Concrete-filled double-skin steel tubular (CFDST) columns are fundamental in civil engineering, known for their exceptional mechanical properties. Their load-bearing capacity, influenced by factors such as geometry, material properties, and loading conditions, is a critical aspect of CFDST column design. This study introduces an innovative approach that leverages the synergy between gradient-boosting regression (GBR) and three metaheuristic optimization algorithms: sine-cosine-based swarm optimization (SCSO), grey wolf optimization combined with whale optimization (GWO_WOA), and artificial rabbits optimization (ARO).

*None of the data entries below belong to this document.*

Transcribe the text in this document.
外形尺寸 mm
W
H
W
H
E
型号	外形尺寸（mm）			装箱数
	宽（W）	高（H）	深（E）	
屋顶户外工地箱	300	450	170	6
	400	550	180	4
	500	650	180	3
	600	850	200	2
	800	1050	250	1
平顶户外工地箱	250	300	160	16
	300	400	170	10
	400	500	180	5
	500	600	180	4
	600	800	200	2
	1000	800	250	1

Its primary aim is to accurately predict the axial compression capacity (ACC) of CFDST columns for optimal design. Using a comprehensive database of 153 empirical results from CFDST columns subjected to axial loads, the proposed model is rigorously compared with eight alternative machine learning models, three established design standards, and two empirical equations to validate its robustness. The results highlight the superiority of the finely tuned GBR model, optimized with the ARO algorithm, over peer models and conventional benchmarks. This framework also serves as the foundation for optimizing the CFDST column design by identifying the optimal dimensions that maximize ACC while meeting the design constraints. Clearly, this model can significantly improve CFDST column design, thereby benefiting structural engineers and designers striving to enhance the safety and efficiency of CFDST structures.